Para Portugal, esta questão é particularmente relevante. O país tem potencial para contribuir significativamente no desenvolvimento responsável da IA, especialmente através de iniciativas de investigação e regulação ética. A União Europeia, da qual Portugal faz parte, tem avançado com a Lei da IA, um marco regulatório ambicioso que contrasta com a abordagem mais permissiva dos EUA ou a orientação estatal da China. No entanto, existe um risco real de o continente europeu ficar preso entre duas superpotências tecnológicas, implementando regulações que não consegue influenciar verdadeiramente a nível global.

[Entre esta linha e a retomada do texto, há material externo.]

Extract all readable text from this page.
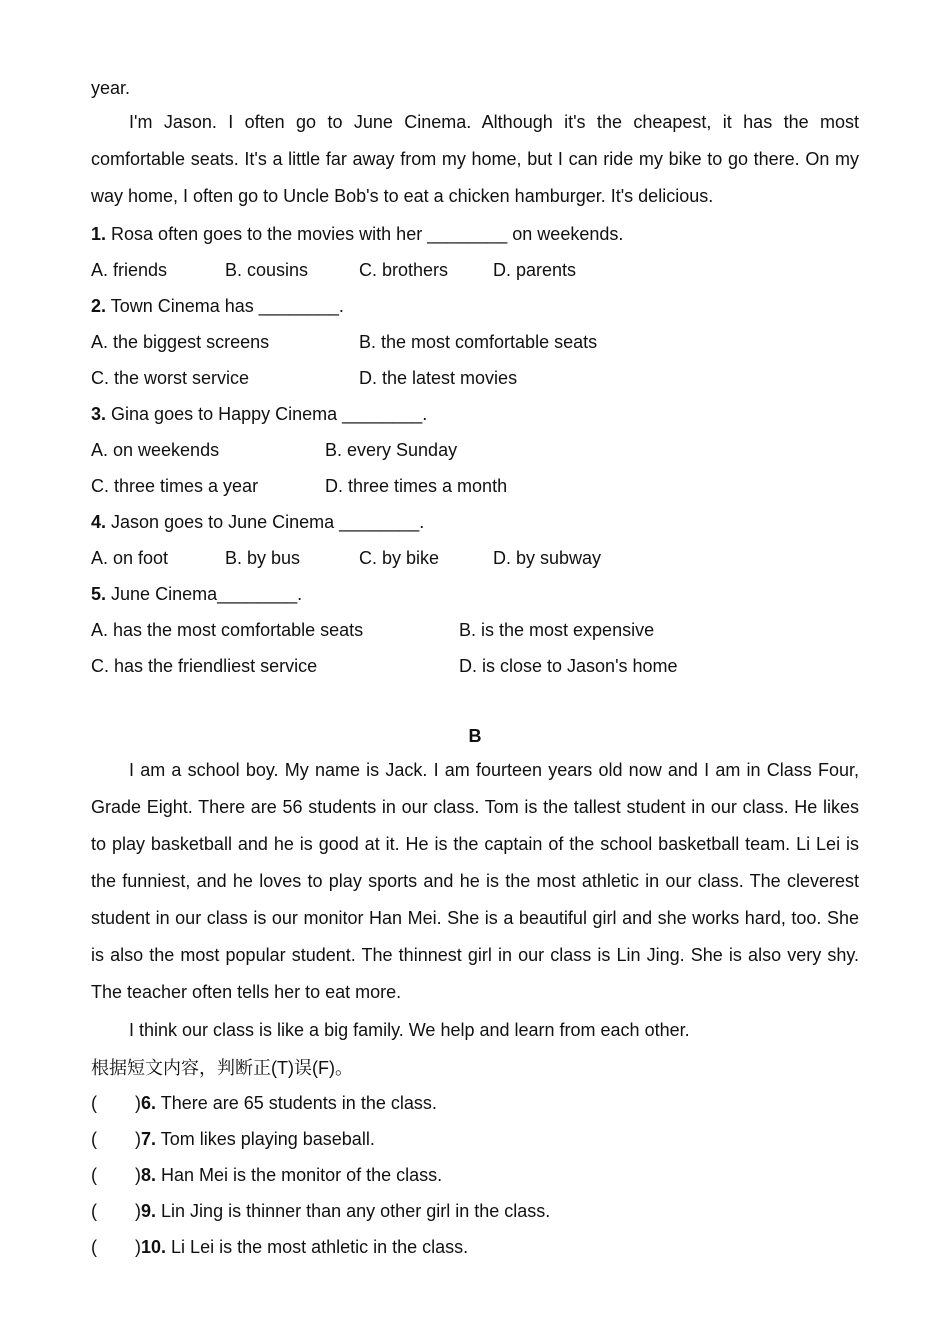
year.
I'm Jason. I often go to June Cinema. Although it's the cheapest, it has the most comfortable seats. It's a little far away from my home, but I can ride my bike to go there. On my way home, I often go to Uncle Bob's to eat a chicken hamburger. It's delicious.
1. Rosa often goes to the movies with her ________ on weekends.
A. friends	B. cousins	C. brothers D. parents
2. Town Cinema has ________.
A. the biggest screens	B. the most comfortable seats
C. the worst service	D. the latest movies
3. Gina goes to Happy Cinema ________.
A. on weekends	B. every Sunday
C. three times a year	D. three times a month
4. Jason goes to June Cinema ________.
A. on foot	B. by bus	C. by bike	D. by subway
5. June Cinema________.
A. has the most comfortable seats	B. is the most expensive
C. has the friendliest service	D. is close to Jason's home
B
I am a school boy. My name is Jack. I am fourteen years old now and I am in Class Four, Grade Eight. There are 56 students in our class. Tom is the tallest student in our class. He likes to play basketball and he is good at it. He is the captain of the school basketball team. Li Lei is the funniest, and he loves to play sports and he is the most athletic in our class. The cleverest student in our class is our monitor Han Mei. She is a beautiful girl and she works hard, too. She is also the most popular student. The thinnest girl in our class is Lin Jing. She is also very shy. The teacher often tells her to eat more.
I think our class is like a big family. We help and learn from each other.
根据短文内容，判断正(T)误(F)。
( )6. There are 65 students in the class.
( )7. Tom likes playing baseball.
( )8. Han Mei is the monitor of the class.
( )9. Lin Jing is thinner than any other girl in the class.
( )10. Li Lei is the most athletic in the class.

Os países africanos lusófonos enfrentam desafios ainda mais complexos. Guiné-Bissau, Cabo Verde, Angola e Moçambique possuem infraestruturas digitais em desenvolvimento, acesso limitado à tecnologia de ponta e capacidade investigativa constrangida. Para estas nações, a inteligência artificial representa simultaneamente uma oportunidade e um risco. Por um lado, poderá catalisar desenvolvimento em áreas críticas como educação, saúde e agricultura. Por outro lado, uma IA controlada externamente pode perpetuar dependências tecnológicas e económicas. O Brasil, embora maior potência regional, enfrenta dilemas similares na sua relação com gigantes tecnológicos globais.
Guterres defende, implicitamente, um modelo de governança democrática da IA onde instituições multilaterais — potencialmente a própria ONU ou entidades especializadas — estabeleçam princípios universais. Isto implicaria regulações harmonizadas, maior transparência nos algoritmos, proteção de direitos fundamentais e distribuição mais equitativa dos benefícios tecnológicos. A proposta é ambiciosa, talvez até utópica face às dinâmicas geopolíticas atuais, mas absolutamente necessária. Sem ela, a IA ampliará exponencialmente as desigualdades existentes entre nações ricas e pobres, entre corporações gigantes e pequenas empresas, entre centros de poder tecnológico e periferias digitais.
O papel de Portugal nesta equação é crucial. Como membro da UE, da CPLP e da lusofonia, o país pode funcionar como ponte entre perspetivas diferentes. Lisboa poderia sediar ou promover organismos internacionais dedicados à regulação ética da IA, poderia investir em investigação colaborativa com universidades dos PALOP, poderia desenvolver competências locais em tecnologia responsável. Isto não seria caridade, mas reconhecimento de que a segurança tecnológica global depende de ninguém ficar para trás.
Para a ClickNews, o apelo de Guterres representa muito mais que uma declaração protocolar. Simboliza uma tomada de posição clara: a inteligência artificial é demasiado importante para ser abandonada ao mercado ou à realpolitik. É um recurso civilizacional que deve ser governado democraticamente, com representação genuína de todas as nações e respeito pelos valores universais. Portugal e a comunidade lusófona têm aqui uma oportunidade histórica para se afirmarem não como consumidores passivos de tecnologia, mas como atores proativos na construção de um futuro digital mais justo e equilibrado.